The shelves of St. Mary School’s libraries are now nearly empty as the school moves toward a different educational philosophy including a pre-kindergarten program and more online research.
From left, St. Mary School students Chazz Mainland, Abigail Mosher, Owen Hartman and Nevaeha Woodcock take a look at the model bugs in one of the reading pods that will take
From left, St. Mary School students Chazz Mainland, Abigail Mosher, Owen Hartman and Nevaeha Woodcock take a look at the model bugs in one of the reading pods that will take the place of a permanent library facility at the school.

The shelves of St. Mary School’s libraries are now nearly empty as the school moves toward a different educational philosophy including a pre-kindergarten program and more online research.

That’s not to say there will be no books and no librarians, it just means those services will look different in coming years.

The reasoning behind this is twofold, principal Sheila Glebe said. First of all, the physical library space will be used for a new kindergarten space, but there’s also a philosophical shift that’s taking place within the Evergreen Catholic Separate Regional Division.

“We’re doing this as a division,” she said. “We’re having the librarians meet to discuss what is the future of a librarian and what is the future of a librarian’s job.”

Librarians will take on more of an active role within classrooms, serving as more of a technology expert and research assistant.

“You might have a junior-high group where the librarian is an expert at teaching them to discern what is meaningful information from the Internet and what is not, and learning how to read, how to synthesize, how to glean information from a variety of sources, and then perhaps to become an expert in presentation tools,” she said.

The shift at ECSRD runs parallel to a shift that’s taking place across the province, with Alberta Education moving away from traditional teaching methods in favour of a discovery-based approach.

Specifically at St.
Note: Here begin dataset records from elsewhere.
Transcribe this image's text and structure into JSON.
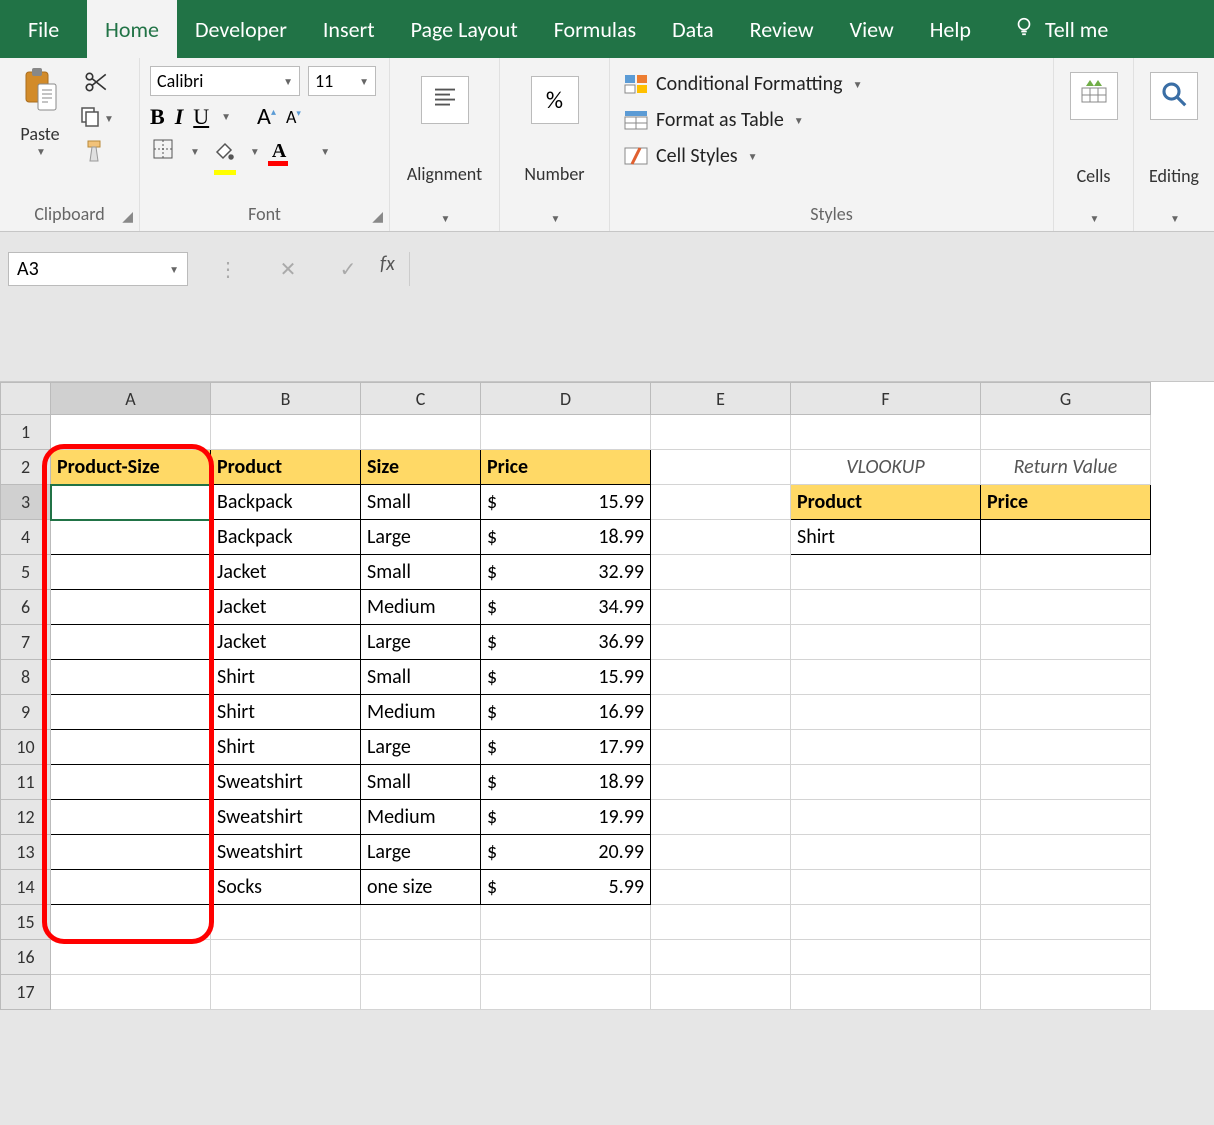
{
  "menu": {
    "file": "File",
    "home": "Home",
    "developer": "Developer",
    "insert": "Insert",
    "pagelayout": "Page Layout",
    "formulas": "Formulas",
    "data": "Data",
    "review": "Review",
    "view": "View",
    "help": "Help",
    "tellme": "Tell me"
  },
  "ribbon": {
    "clipboard": {
      "paste": "Paste",
      "label": "Clipboard"
    },
    "font": {
      "name": "Calibri",
      "size": "11",
      "label": "Font"
    },
    "alignment": {
      "label": "Alignment"
    },
    "number": {
      "label": "Number",
      "symbol": "%"
    },
    "styles": {
      "cond": "Conditional Formatting",
      "table": "Format as Table",
      "cell": "Cell Styles",
      "label": "Styles"
    },
    "cells": {
      "label": "Cells"
    },
    "editing": {
      "label": "Editing"
    }
  },
  "formula_bar": {
    "name_box": "A3",
    "fx": "fx",
    "formula": ""
  },
  "column_headers": [
    "A",
    "B",
    "C",
    "D",
    "E",
    "F",
    "G"
  ],
  "row_headers": [
    "1",
    "2",
    "3",
    "4",
    "5",
    "6",
    "7",
    "8",
    "9",
    "10",
    "11",
    "12",
    "13",
    "14",
    "15",
    "16",
    "17"
  ],
  "cells": {
    "A2": "Product-Size",
    "B2": "Product",
    "C2": "Size",
    "D2": "Price",
    "F2": "VLOOKUP",
    "G2": "Return Value",
    "F3": "Product",
    "G3": "Price",
    "F4": "Shirt",
    "table_rows": [
      {
        "product": "Backpack",
        "size": "Small",
        "price": "15.99"
      },
      {
        "product": "Backpack",
        "size": "Large",
        "price": "18.99"
      },
      {
        "product": "Jacket",
        "size": "Small",
        "price": "32.99"
      },
      {
        "product": "Jacket",
        "size": "Medium",
        "price": "34.99"
      },
      {
        "product": "Jacket",
        "size": "Large",
        "price": "36.99"
      },
      {
        "product": "Shirt",
        "size": "Small",
        "price": "15.99"
      },
      {
        "product": "Shirt",
        "size": "Medium",
        "price": "16.99"
      },
      {
        "product": "Shirt",
        "size": "Large",
        "price": "17.99"
      },
      {
        "product": "Sweatshirt",
        "size": "Small",
        "price": "18.99"
      },
      {
        "product": "Sweatshirt",
        "size": "Medium",
        "price": "19.99"
      },
      {
        "product": "Sweatshirt",
        "size": "Large",
        "price": "20.99"
      },
      {
        "product": "Socks",
        "size": "one size",
        "price": "5.99"
      }
    ],
    "dollar": "$"
  },
  "active_cell": "A3"
}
Mary, Glebe said they’re looking to introduce the Reggio Emilia philosophy, which focuses on student-directed exploratory learning.

A consultant working in the school recently provided an example of this. A student wondered if it would be possible to travel to the North Pole, and so as a group the class set out to answer that question.

“It started from the student interest then got into all kinds of math figuring out the dogs and the dogsleds, and learning about climate, learning about the animals that were up there,” Glebe said.

“Instead of a teacher saying this is what we’re doing, the teacher tends to respond to what the students are saying.”

The disappearance of the physical library space doesn’t mean students will no longer have access to books and research material — in fact quite the opposite.

The school is awaiting delivery of touch-screen pad devices that will give students access to the more current, Internet-based research materials that are rapidly taking the place of traditional research books.

Books can become outdated very quickly in a world where up-to-date information can just be an Internet search away.

“What we’re finding is that particularly in the case of research books, children aren’t using them,” Glebe said.

“They are going to the Internet, and of course embedded right in the curriculum is teaching them how to discern information on the Internet because that’s a huge issue, I think.”

Librarians will be there not to help students find books on a shelf, but rather to help students differentiate reliable sources of information from the many unreliable sources of information out there.

But while research opportunities abound online, Glebe knows there’s no substitution for sitting down with a good paper storybook or novel.

To that end, the school will have reading “pods” set up throughout the school, geared toward specific age groups, and teachers are working to make classroom spaces more inviting in that context as well.

One such pod is already set up outside the physical library space, and it includes a variety of books about insects as well as some models with magnifying glasses where students can get some hands-on experience with the subject matter.

“If you set up a space that’s inviting to children, that provides them a variety of opportunities and a choice, then their imaginations are ignited” she said.

“Whereas if we put them in little square boxes, I think we tend to squash their imaginations.”

As of last week, the pre-kindergarten program at St. Mary has full board approval and enough buy-in from parents that it’s definitely going to be implemented for the 2014-15 school year.

Interested parents will have to shoulder some of the cost, however.

“Pre-kindergarten is not supported by the provincial government, so there is a fee associated with it,” Glebe said. “It will be $150 a month, and it’s three half-days, from nine to 12.”

This program will not be associated with the Westlock Preschool Society, which currently rents a classroom in the school to provide playschool for three-year-olds and a preschool program for four-year-olds.

“They do an excellent job here with the playschool; I’m really impressed,” Glebe said.

“The pre-k is a little bit different, though. It allows parents from our school to ensure they have a program all the way through from pre-k to Grade 12.”